Just to show how far reaching pandas is now in the data science world for all of you who think you may need to use Spark there is a package called PySpark
. In PySpark A DataFrame
is equivalent to a relational table in Spark SQL
, and can be created using various functions. Once created, it can be manipulated using the various domain-specific-language (DSL) functions much like your beloved SQL.
Which might be another Snake_Byte in the future.
i also found pandas
being used in ye ole #HealthIT #FHIR for as we started this off csv
manipulation.
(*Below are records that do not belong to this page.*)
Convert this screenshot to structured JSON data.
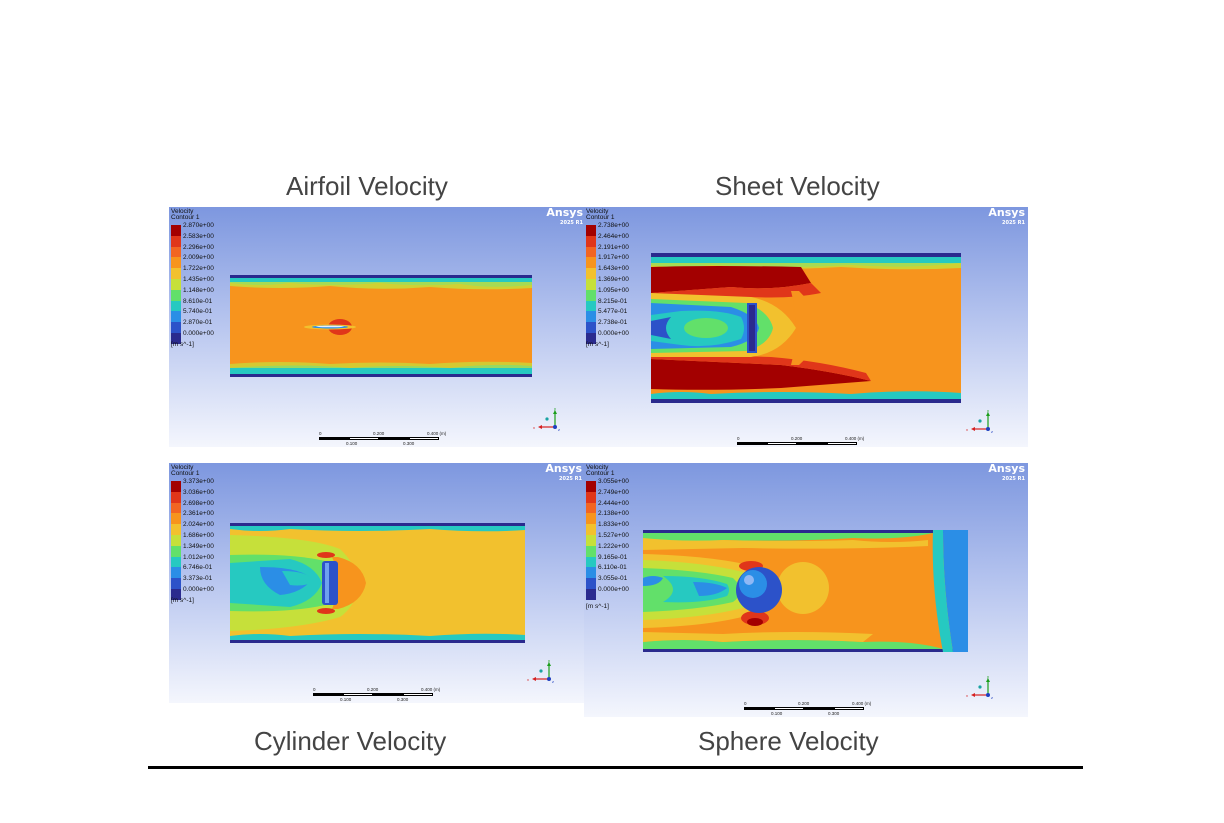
{
  "captions": {
    "airfoil": "Airfoil Velocity",
    "sheet": "Sheet Velocity",
    "cylinder": "Cylinder Velocity",
    "sphere": "Sphere Velocity"
  },
  "brand": {
    "name": "Ansys",
    "version": "2025 R1"
  },
  "legend_common": {
    "title_line1": "Velocity",
    "title_line2": "Contour 1",
    "unit": "[m s^-1]"
  },
  "colormap": [
    "#a30000",
    "#e0361a",
    "#f26522",
    "#f7941d",
    "#f2c12e",
    "#c6e03a",
    "#62e06a",
    "#26c9c1",
    "#2b8ee6",
    "#2c52c9",
    "#2a2a8e"
  ],
  "legends": {
    "airfoil": [
      "2.870e+00",
      "2.583e+00",
      "2.296e+00",
      "2.009e+00",
      "1.722e+00",
      "1.435e+00",
      "1.148e+00",
      "8.610e-01",
      "5.740e-01",
      "2.870e-01",
      "0.000e+00"
    ],
    "sheet": [
      "2.738e+00",
      "2.464e+00",
      "2.191e+00",
      "1.917e+00",
      "1.643e+00",
      "1.369e+00",
      "1.095e+00",
      "8.215e-01",
      "5.477e-01",
      "2.738e-01",
      "0.000e+00"
    ],
    "cylinder": [
      "3.373e+00",
      "3.036e+00",
      "2.698e+00",
      "2.361e+00",
      "2.024e+00",
      "1.686e+00",
      "1.349e+00",
      "1.012e+00",
      "6.746e-01",
      "3.373e-01",
      "0.000e+00"
    ],
    "sphere": [
      "3.055e+00",
      "2.749e+00",
      "2.444e+00",
      "2.138e+00",
      "1.833e+00",
      "1.527e+00",
      "1.222e+00",
      "9.165e-01",
      "6.110e-01",
      "3.055e-01",
      "0.000e+00"
    ]
  },
  "scale_bar": {
    "t0": "0",
    "t1": "0.200",
    "t2": "0.400",
    "unit": "(m)",
    "b1": "0.100",
    "b2": "0.300"
  },
  "axes": {
    "x": "x",
    "y": "y",
    "z": "z"
  }
}
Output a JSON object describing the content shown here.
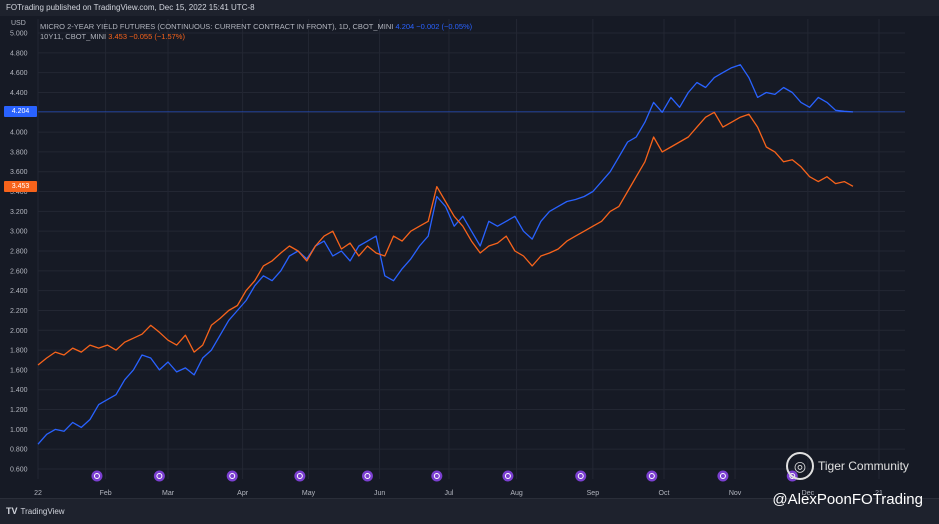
{
  "header": {
    "published": "FOTrading published on TradingView.com, Dec 15, 2022 15:41 UTC-8"
  },
  "legend": {
    "series1_name": "MICRO 2-YEAR YIELD FUTURES (CONTINUOUS: CURRENT CONTRACT IN FRONT), 1D, CBOT_MINI",
    "series1_value": "4.204 −0.002 (−0.05%)",
    "series2_name": "10Y11, CBOT_MINI",
    "series2_value": "3.453 −0.055 (−1.57%)"
  },
  "axis": {
    "currency": "USD",
    "last_blue": "4.204",
    "last_orange": "3.453"
  },
  "footer": {
    "brand": "TradingView",
    "watermark": "@AlexPoonFOTrading",
    "community": "Tiger Community"
  },
  "colors": {
    "blue": "#2962ff",
    "orange": "#f7631b",
    "background": "#161a25",
    "grid": "#232733",
    "event_icon": "#7b3fd1"
  },
  "chart_data": {
    "type": "line",
    "ylim": [
      0.6,
      5.0
    ],
    "yticks": [
      "0.600",
      "0.800",
      "1.000",
      "1.200",
      "1.400",
      "1.600",
      "1.800",
      "2.000",
      "2.200",
      "2.400",
      "2.600",
      "2.800",
      "3.000",
      "3.200",
      "3.400",
      "3.600",
      "3.800",
      "4.000",
      "4.200",
      "4.400",
      "4.600",
      "4.800",
      "5.000"
    ],
    "x_domain": [
      0,
      50
    ],
    "xticks": [
      {
        "label": "22",
        "x": 0
      },
      {
        "label": "Feb",
        "x": 3.9
      },
      {
        "label": "Mar",
        "x": 7.5
      },
      {
        "label": "Apr",
        "x": 11.8
      },
      {
        "label": "May",
        "x": 15.6
      },
      {
        "label": "Jun",
        "x": 19.7
      },
      {
        "label": "Jul",
        "x": 23.7
      },
      {
        "label": "Aug",
        "x": 27.6
      },
      {
        "label": "Sep",
        "x": 32.0
      },
      {
        "label": "Oct",
        "x": 36.1
      },
      {
        "label": "Nov",
        "x": 40.2
      },
      {
        "label": "Dec",
        "x": 44.4
      },
      {
        "label": "21",
        "x": 48.5
      }
    ],
    "events_x": [
      3.4,
      7.0,
      11.2,
      15.1,
      19.0,
      23.0,
      27.1,
      31.3,
      35.4,
      39.5,
      43.5
    ],
    "series": [
      {
        "name": "MICRO 2-YEAR YIELD FUTURES (CONTINUOUS: CURRENT CONTRACT IN FRONT)",
        "color": "#2962ff",
        "points": [
          [
            0,
            0.85
          ],
          [
            0.5,
            0.95
          ],
          [
            1,
            1.0
          ],
          [
            1.5,
            0.98
          ],
          [
            2,
            1.07
          ],
          [
            2.5,
            1.02
          ],
          [
            3,
            1.1
          ],
          [
            3.5,
            1.25
          ],
          [
            4,
            1.3
          ],
          [
            4.5,
            1.35
          ],
          [
            5,
            1.5
          ],
          [
            5.5,
            1.6
          ],
          [
            6,
            1.75
          ],
          [
            6.5,
            1.72
          ],
          [
            7,
            1.6
          ],
          [
            7.5,
            1.68
          ],
          [
            8,
            1.58
          ],
          [
            8.5,
            1.62
          ],
          [
            9,
            1.55
          ],
          [
            9.5,
            1.72
          ],
          [
            10,
            1.8
          ],
          [
            10.5,
            1.95
          ],
          [
            11,
            2.1
          ],
          [
            11.5,
            2.2
          ],
          [
            12,
            2.3
          ],
          [
            12.5,
            2.45
          ],
          [
            13,
            2.55
          ],
          [
            13.5,
            2.5
          ],
          [
            14,
            2.6
          ],
          [
            14.5,
            2.75
          ],
          [
            15,
            2.8
          ],
          [
            15.5,
            2.72
          ],
          [
            16,
            2.85
          ],
          [
            16.5,
            2.9
          ],
          [
            17,
            2.75
          ],
          [
            17.5,
            2.8
          ],
          [
            18,
            2.7
          ],
          [
            18.5,
            2.85
          ],
          [
            19,
            2.9
          ],
          [
            19.5,
            2.95
          ],
          [
            20,
            2.55
          ],
          [
            20.5,
            2.5
          ],
          [
            21,
            2.62
          ],
          [
            21.5,
            2.72
          ],
          [
            22,
            2.85
          ],
          [
            22.5,
            2.95
          ],
          [
            23,
            3.35
          ],
          [
            23.5,
            3.25
          ],
          [
            24,
            3.05
          ],
          [
            24.5,
            3.15
          ],
          [
            25,
            3.0
          ],
          [
            25.5,
            2.85
          ],
          [
            26,
            3.1
          ],
          [
            26.5,
            3.05
          ],
          [
            27,
            3.1
          ],
          [
            27.5,
            3.15
          ],
          [
            28,
            3.0
          ],
          [
            28.5,
            2.92
          ],
          [
            29,
            3.1
          ],
          [
            29.5,
            3.2
          ],
          [
            30,
            3.25
          ],
          [
            30.5,
            3.3
          ],
          [
            31,
            3.32
          ],
          [
            31.5,
            3.35
          ],
          [
            32,
            3.4
          ],
          [
            32.5,
            3.5
          ],
          [
            33,
            3.6
          ],
          [
            33.5,
            3.75
          ],
          [
            34,
            3.9
          ],
          [
            34.5,
            3.95
          ],
          [
            35,
            4.1
          ],
          [
            35.5,
            4.3
          ],
          [
            36,
            4.2
          ],
          [
            36.5,
            4.35
          ],
          [
            37,
            4.25
          ],
          [
            37.5,
            4.4
          ],
          [
            38,
            4.5
          ],
          [
            38.5,
            4.45
          ],
          [
            39,
            4.55
          ],
          [
            39.5,
            4.6
          ],
          [
            40,
            4.65
          ],
          [
            40.5,
            4.68
          ],
          [
            41,
            4.55
          ],
          [
            41.5,
            4.35
          ],
          [
            42,
            4.4
          ],
          [
            42.5,
            4.38
          ],
          [
            43,
            4.45
          ],
          [
            43.5,
            4.4
          ],
          [
            44,
            4.3
          ],
          [
            44.5,
            4.25
          ],
          [
            45,
            4.35
          ],
          [
            45.5,
            4.3
          ],
          [
            46,
            4.22
          ],
          [
            46.5,
            4.21
          ],
          [
            47,
            4.204
          ]
        ]
      },
      {
        "name": "10Y11",
        "color": "#f7631b",
        "points": [
          [
            0,
            1.65
          ],
          [
            0.5,
            1.72
          ],
          [
            1,
            1.78
          ],
          [
            1.5,
            1.75
          ],
          [
            2,
            1.82
          ],
          [
            2.5,
            1.78
          ],
          [
            3,
            1.85
          ],
          [
            3.5,
            1.82
          ],
          [
            4,
            1.85
          ],
          [
            4.5,
            1.8
          ],
          [
            5,
            1.88
          ],
          [
            5.5,
            1.92
          ],
          [
            6,
            1.96
          ],
          [
            6.5,
            2.05
          ],
          [
            7,
            1.98
          ],
          [
            7.5,
            1.9
          ],
          [
            8,
            1.85
          ],
          [
            8.5,
            1.95
          ],
          [
            9,
            1.78
          ],
          [
            9.5,
            1.85
          ],
          [
            10,
            2.05
          ],
          [
            10.5,
            2.12
          ],
          [
            11,
            2.2
          ],
          [
            11.5,
            2.25
          ],
          [
            12,
            2.4
          ],
          [
            12.5,
            2.5
          ],
          [
            13,
            2.65
          ],
          [
            13.5,
            2.7
          ],
          [
            14,
            2.78
          ],
          [
            14.5,
            2.85
          ],
          [
            15,
            2.8
          ],
          [
            15.5,
            2.7
          ],
          [
            16,
            2.85
          ],
          [
            16.5,
            2.95
          ],
          [
            17,
            3.0
          ],
          [
            17.5,
            2.82
          ],
          [
            18,
            2.88
          ],
          [
            18.5,
            2.75
          ],
          [
            19,
            2.85
          ],
          [
            19.5,
            2.78
          ],
          [
            20,
            2.75
          ],
          [
            20.5,
            2.95
          ],
          [
            21,
            2.9
          ],
          [
            21.5,
            3.0
          ],
          [
            22,
            3.05
          ],
          [
            22.5,
            3.1
          ],
          [
            23,
            3.45
          ],
          [
            23.5,
            3.3
          ],
          [
            24,
            3.15
          ],
          [
            24.5,
            3.05
          ],
          [
            25,
            2.9
          ],
          [
            25.5,
            2.78
          ],
          [
            26,
            2.85
          ],
          [
            26.5,
            2.88
          ],
          [
            27,
            2.95
          ],
          [
            27.5,
            2.8
          ],
          [
            28,
            2.75
          ],
          [
            28.5,
            2.65
          ],
          [
            29,
            2.75
          ],
          [
            29.5,
            2.78
          ],
          [
            30,
            2.82
          ],
          [
            30.5,
            2.9
          ],
          [
            31,
            2.95
          ],
          [
            31.5,
            3.0
          ],
          [
            32,
            3.05
          ],
          [
            32.5,
            3.1
          ],
          [
            33,
            3.2
          ],
          [
            33.5,
            3.25
          ],
          [
            34,
            3.4
          ],
          [
            34.5,
            3.55
          ],
          [
            35,
            3.7
          ],
          [
            35.5,
            3.95
          ],
          [
            36,
            3.8
          ],
          [
            36.5,
            3.85
          ],
          [
            37,
            3.9
          ],
          [
            37.5,
            3.95
          ],
          [
            38,
            4.05
          ],
          [
            38.5,
            4.15
          ],
          [
            39,
            4.2
          ],
          [
            39.5,
            4.05
          ],
          [
            40,
            4.1
          ],
          [
            40.5,
            4.15
          ],
          [
            41,
            4.18
          ],
          [
            41.5,
            4.05
          ],
          [
            42,
            3.85
          ],
          [
            42.5,
            3.8
          ],
          [
            43,
            3.7
          ],
          [
            43.5,
            3.72
          ],
          [
            44,
            3.65
          ],
          [
            44.5,
            3.55
          ],
          [
            45,
            3.5
          ],
          [
            45.5,
            3.55
          ],
          [
            46,
            3.48
          ],
          [
            46.5,
            3.5
          ],
          [
            47,
            3.453
          ]
        ]
      }
    ]
  }
}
Think of this Snake_Byte as an Ouroboros.
This github repo converts csv2fhir
( can haz interoperability? ):
with pd.read_csv(file_path, **csv_reader_params) as buffer:
for chunk in buffer:
chunk: DataFrame = execute(chunk_tasks, chunk)
# increment the source row number for the next chunk/buffer processed
# add_row_num is the first task in the list
starting_row_num = chunk["rowNum"].max() + 1
chunk_tasks[0] = Task(name="add_row_num", params={"starting_index": starting_row_num})
chunk: Series = chunk.apply(_convert_row_to_fhir, axis=1)
for processing_exception, group_by_key, fhir_resources in chunk:
yield processing_exception, group_by_key, fhir_resources
So this brings us to the end of this Snake_Byte. Hope this gave you a little taste of a great python library that is used throughout the industry.
Muzak To Blog By:
Mike Patton & The Metropole Orchestra – Mondo Cane – June 12th 2008 (Full Show) <- A true genius at work!
One other mention on the Muzak To Blog By must go to the fantastic Greek Composer, Evángelos Odysséas Papathanassíou (aka Vangelis) who recently passed away. We must not let the music be lost like tears in the rain, Vangelis’ music will live forever. Rest In Power, Maestro Vangelis. i have spent many countless hours listening to your muzak and now the sheep are truly dreaming. Listen here -> Memories Of Green.